M aking Gin
Not being an avid Gin drinker I put the making of a special Gin into the too hard basket for a long time, however after being persuaded !! by my many Gin customers, I started to do some experimenting to see what we could achieve. I was fortunate in my first attempts in that a customer had brought an obscure bottle of Gin into the Country which actually listed the ingredients on the label, 3 main ingredients were listed, being Juniper Berries (no surprises there) Coriander Seeds and a Sliver of Orange Peel, along with a mysterious ingredient called "other herbs and spices", well this seemed as good a place as any to start. I soaked 4 Juniper Berries and 4 Coriander Seeds in 40% alcohol for a few days, strained them out and remembering our experience with the Whisky cut the flavouring essence down to half, the gin seemed to have a slight straw taste which I suspected may have come from the Coriander so the next batch I cut down to 3 Coriander seeds and the flavour was not quite so pronounced. We tried several flavours and put them up for tasting and the Still Spirits London Dry Gin got rave reviews scoring 8.5 out of 10 average, for a start we were crushing the Juniper Berries however we found that over time we were getting an annoying yellowish tinge to the gin and if left any longer the gin was turning brown, it didn't affect the flavour but brown gin just didn't excite the eye somehow. I searched the web to see if I could find anything else and found Cardamon listed as another ingredient, I managed to obtain some and try it but found it needed to be used in very small quantities like one very small black pip to 2 ltrs, otherwise it is just too pervasive a flavour. I haven't yet found a source of dried orange peel but one of these days I will buy an orange and take a bit of peel to see what that does, however you need to take a very tiny sliver of peel
and no pith I am told. I believe the biggest problem we have had with Gin is to get the smell right, with spirits if the smell isn't correct no matter how good the taste is people are put off, even with our gin the smell seemed to disappear in the glass, we have solved that problem by using some Juniper Oil, it needs to be used very sparingly (not difficult as it is expensive) but it seems to enhance the smell enormously, for a start when you add it, it seems to ruin the smell completely but that fades over 24 hours or so and when I last tested the gin at a tasting blind against the Seagers Gin, our Gin again scored 8.5 and the Seagers scored 4.5 so I was pretty happy about that. For those who have found that hard to follow here is the recipe again.

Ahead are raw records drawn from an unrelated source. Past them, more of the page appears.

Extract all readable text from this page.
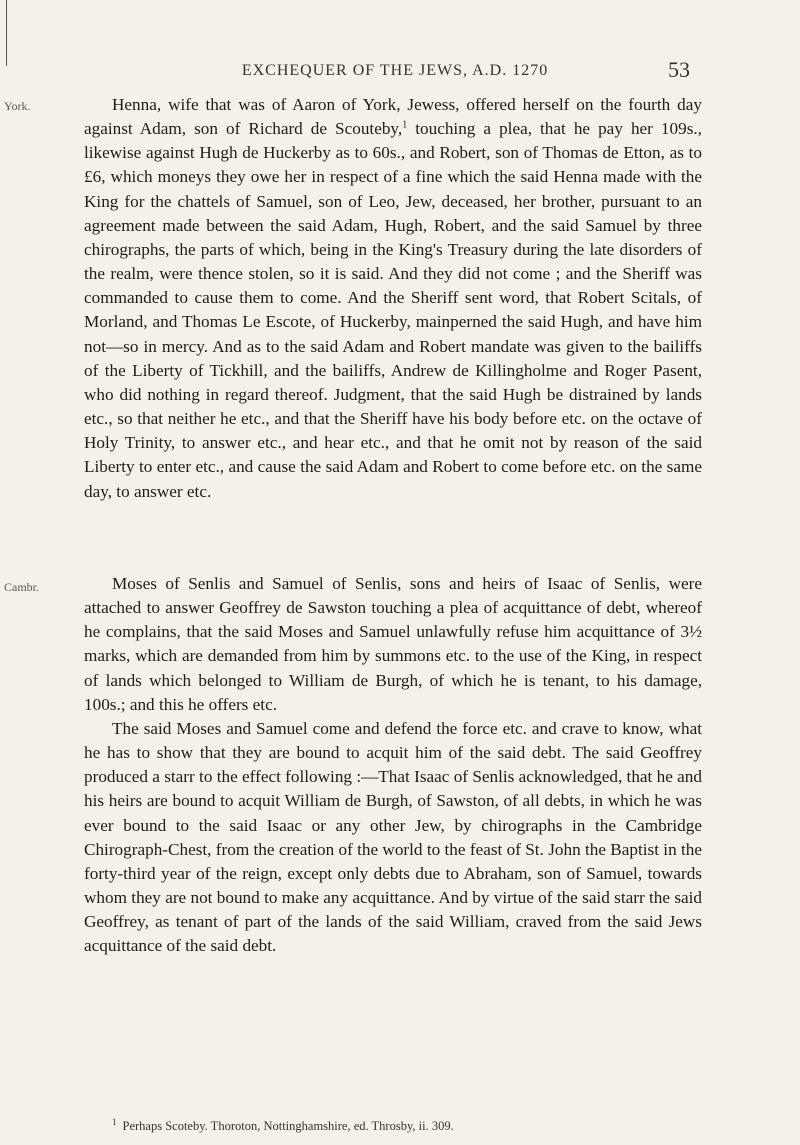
EXCHEQUER OF THE JEWS, A.D. 1270	53
York.
Cambr.

Henna, wife that was of Aaron of York, Jewess, offered herself on the fourth day against Adam, son of Richard de Scouteby,$^1$ touching a plea, that he pay her 109s., likewise against Hugh de Huckerby as to 60s., and Robert, son of Thomas de Etton, as to £6, which moneys they owe her in respect of a fine which the said Henna made with the King for the chattels of Samuel, son of Leo, Jew, deceased, her brother, pursuant to an agreement made between the said Adam, Hugh, Robert, and the said Samuel by three chirographs, the parts of which, being in the King's Treasury during the late disorders of the realm, were thence stolen, so it is said. And they did not come ; and the Sheriff was commanded to cause them to come. And the Sheriff sent word, that Robert Scitals, of Morland, and Thomas Le Escote, of Huckerby, mainperned the said Hugh, and have him not—so in mercy. And as to the said Adam and Robert mandate was given to the bailiffs of the Liberty of Tickhill, and the bailiffs, Andrew de Killingholme and Roger Pasent, who did nothing in regard thereof. Judgment, that the said Hugh be distrained by lands etc., so that neither he etc., and that the Sheriff have his body before etc. on the octave of Holy Trinity, to answer etc., and hear etc., and that he omit not by reason of the said Liberty to enter etc., and cause the said Adam and Robert to come before etc. on the same day, to answer etc.

Moses of Senlis and Samuel of Senlis, sons and heirs of Isaac of Senlis, were attached to answer Geoffrey de Sawston touching a plea of acquittance of debt, whereof he complains, that the said Moses and Samuel unlawfully refuse him acquittance of 3½ marks, which are demanded from him by summons etc. to the use of the King, in respect of lands which belonged to William de Burgh, of which he is tenant, to his damage, 100s.; and this he offers etc.

The said Moses and Samuel come and defend the force etc. and crave to know, what he has to show that they are bound to acquit him of the said debt. The said Geoffrey produced a starr to the effect following :—That Isaac of Senlis acknowledged, that he and his heirs are bound to acquit William de Burgh, of Sawston, of all debts, in which he was ever bound to the said Isaac or any other Jew, by chirographs in the Cambridge Chirograph-Chest, from the creation of the world to the feast of St. John the Baptist in the forty-third year of the reign, except only debts due to Abraham, son of Samuel, towards whom they are not bound to make any acquittance. And by virtue of the said starr the said Geoffrey, as tenant of part of the lands of the said William, craved from the said Jews acquittance of the said debt.

$^1$ Perhaps Scoteby. Thoroton, Nottinghamshire, ed. Throsby, ii. 309.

Soak 4 Whole Juniper Berries and 3 whole Coriander Seeds in 1.125 Ltrs of alcohol for 3 days.
Strain out and add 5 mls of Still Spirits London Dry Gin
and 1 small drop of Juniper Oil.
For those who read the last newsletter we have found with experience that the addition of 5 mls of Top Shelf Smokey Malt adds that little bit of peat flavour that our Whisky lacks and gives the Scotch a more complex and truer flavour.
Our New Domain
We now have our own domain name if you have our old site book marked please update your records. Please note also our new email address The Moonshine Still
We are very please to announce the release of the most advanced still to put on the home distilling market. The Moonshine Still represents months of testing and is based on a European model. I thought the readers of this newsletter might be interested in how our still project evolved. I was emailed in May 1997 about a still head that had come into someone's possession, he was fascinated by it and asked if I could explain how it worked as it is quite different to a conventional condenser. The ASCII drawing he sent was difficult to interpret so a faxed scale drawing was sent, the design was very different to anything I had seen before but I was sufficiently intrigued to ask permission to build a prototype, (I couldn't actually figure how it worked at that stage either). The first prototype we built was in copper for ease of construction, it was so small that we had enormous problems containing the steam pressure that built up by trying to force the vapour through such small pipes, what impressed me to carry on testing was the very high strength alcohol that we got, about 95% by volume, unfortunately most of the vapour escaped via the lid seal (or lack of seal) on the base so I ended up with about 100 mls of alcohol, not a great return from a 20 ltr wash. The next prototype we made was twice the size, still in copper, this worked better but the pressure build up was still too great. Our next attempt seemed to work perfectly so we made it up in Stainless Steel, there are inherent problems with
copper condensers reacting with the alcohol under certain circumstances which makes the use of Stainless more desirable. I was very impressed with the performance of the head, allthough the strength of the alchol dropped slightly with each scaling up it was still performing very well. I should add that we had actually figured out how it worked by this stage. Vapour containing water and alcohol rises up the central pipe, when the vapour hits the first condenser the water is condensed out but is driven to the top of the pipe by the pressure of the vapour behind it, at the top of the pipe the water being heavier it falls away via the side pipes back to the base and the alcohol vapour continues on up and through the second condenser and drips out as a liquid, very straight forward but effective. At this stage we were using my old still base with the bung of a chair leg with the end cut
off as a make shift grommet to do the testing, this made the top pretty wobbly and it didn't really look very professional. I was at a meeting of colleagues, all owners of Brew Shops and told them of my dilemma and one came up with a base that he had
seen but didn't at that time have a use for, it was what is known in this Country as a Cream Can made to NZ Dairy Board specifications to hold milk products, made of Polypropylene, it is food safe and heat resist and the perfect shape for distilling. This is a good example of how with modern communications something which is of no use to someone can assist in another Country half a world away.